Rise of economic crime across Australian organisations

A new survey from PricewaterHouseCoopers (PwC) has illustrated the rising cost of economic crime among Australian businesses.

According to the Australian edition of PwC's '2014 Global Economic Crime Survey', a majority (57 per cent) of Australian organisations reported an incident of economic crime in the last two years compared to just 45 per cent in the last survey. This highlights the need for all firms to ensure the security of their data and information.

Asset misappropriation and cyber crime remain the top two types of economic crime, but the increased amount of procurement fraud in the past two years was of real concern. A third (33 per cent) of Australian organisations experienced procurement fraud and PwC Partner and Forensic Services Leader Malcolm Shackell said this type of economic crime is the hardest and most complex to detect.

"Procurement supply chains have many links. All of the links are susceptible to weakness and offer opportunities for employees and external providers to exploit," he said.

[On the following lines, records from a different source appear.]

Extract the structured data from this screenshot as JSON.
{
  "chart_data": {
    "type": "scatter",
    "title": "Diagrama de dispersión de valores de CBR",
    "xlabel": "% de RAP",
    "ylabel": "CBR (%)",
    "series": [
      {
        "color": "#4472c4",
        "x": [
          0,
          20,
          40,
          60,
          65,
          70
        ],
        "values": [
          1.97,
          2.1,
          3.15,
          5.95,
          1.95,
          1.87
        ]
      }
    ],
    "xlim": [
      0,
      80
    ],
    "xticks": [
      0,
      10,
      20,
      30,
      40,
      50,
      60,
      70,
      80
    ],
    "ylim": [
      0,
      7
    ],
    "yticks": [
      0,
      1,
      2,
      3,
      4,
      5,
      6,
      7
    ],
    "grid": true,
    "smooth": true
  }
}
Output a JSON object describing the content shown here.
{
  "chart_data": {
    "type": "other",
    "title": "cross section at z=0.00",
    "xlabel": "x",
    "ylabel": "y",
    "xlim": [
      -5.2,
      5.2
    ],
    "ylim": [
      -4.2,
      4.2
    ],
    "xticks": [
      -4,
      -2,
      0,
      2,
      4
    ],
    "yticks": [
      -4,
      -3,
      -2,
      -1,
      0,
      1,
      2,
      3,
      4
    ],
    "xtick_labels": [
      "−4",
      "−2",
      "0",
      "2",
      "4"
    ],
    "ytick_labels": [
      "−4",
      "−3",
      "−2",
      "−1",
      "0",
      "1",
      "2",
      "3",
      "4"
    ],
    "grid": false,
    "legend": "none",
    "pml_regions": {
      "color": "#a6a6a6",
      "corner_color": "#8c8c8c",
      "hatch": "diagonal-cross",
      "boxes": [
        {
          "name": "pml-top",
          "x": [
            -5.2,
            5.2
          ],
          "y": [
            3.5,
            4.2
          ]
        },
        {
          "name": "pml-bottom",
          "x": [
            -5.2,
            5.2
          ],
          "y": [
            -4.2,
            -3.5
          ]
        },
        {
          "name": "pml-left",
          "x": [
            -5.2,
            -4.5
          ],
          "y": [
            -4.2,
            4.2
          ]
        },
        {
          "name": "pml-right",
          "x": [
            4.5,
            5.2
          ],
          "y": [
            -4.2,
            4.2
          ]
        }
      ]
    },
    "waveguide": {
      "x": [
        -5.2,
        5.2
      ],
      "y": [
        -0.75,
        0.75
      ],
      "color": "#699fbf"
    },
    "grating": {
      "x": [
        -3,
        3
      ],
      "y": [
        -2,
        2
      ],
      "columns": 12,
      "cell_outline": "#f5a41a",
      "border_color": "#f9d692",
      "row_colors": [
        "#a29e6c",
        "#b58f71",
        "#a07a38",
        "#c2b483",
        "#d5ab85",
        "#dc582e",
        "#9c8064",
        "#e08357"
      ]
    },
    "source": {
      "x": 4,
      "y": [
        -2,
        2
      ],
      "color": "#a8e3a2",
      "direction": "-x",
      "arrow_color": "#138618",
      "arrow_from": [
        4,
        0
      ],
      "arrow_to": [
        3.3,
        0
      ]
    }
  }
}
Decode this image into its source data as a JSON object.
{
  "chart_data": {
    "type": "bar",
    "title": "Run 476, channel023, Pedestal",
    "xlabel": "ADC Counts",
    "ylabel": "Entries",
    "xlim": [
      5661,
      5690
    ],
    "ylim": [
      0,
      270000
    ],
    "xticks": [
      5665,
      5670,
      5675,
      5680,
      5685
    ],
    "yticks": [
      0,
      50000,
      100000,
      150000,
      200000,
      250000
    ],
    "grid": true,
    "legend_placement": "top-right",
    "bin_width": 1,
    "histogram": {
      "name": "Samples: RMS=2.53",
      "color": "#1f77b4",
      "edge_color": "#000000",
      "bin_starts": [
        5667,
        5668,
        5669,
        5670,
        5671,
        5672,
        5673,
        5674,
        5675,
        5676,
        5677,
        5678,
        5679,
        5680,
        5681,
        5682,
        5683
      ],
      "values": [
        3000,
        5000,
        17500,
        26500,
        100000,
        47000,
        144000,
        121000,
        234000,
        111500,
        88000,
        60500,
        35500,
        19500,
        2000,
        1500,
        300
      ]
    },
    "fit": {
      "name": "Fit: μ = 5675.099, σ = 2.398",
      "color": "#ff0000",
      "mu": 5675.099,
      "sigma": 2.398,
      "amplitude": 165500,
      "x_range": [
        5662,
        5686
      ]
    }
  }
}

"We see this type of fraud in contracting, inappropriate supplier relationships and the supply and disposal of goods and assets – anywhere the money is flowing."

PwC, in their report, explained it was happening most often around vendor contracts and maintenance and that by preventing it, productivity could improve.

"Organisations need to understand the profile of the people they are most at risk from, internally and externally, to ensure they have the right preventative controls in place," Mr Shackell said.

One way to put safe guarding in place is by investing in secure recruitment software and payroll software. This will enable organisations to have a greater level of security while also "scrutinising contractors and relationships with other third parties".

According to the survey, the majority (51 per cent) of procurement fraud occurs internally, so having software installed that can easily track and trace payments is critical for your business to avoid economic crime.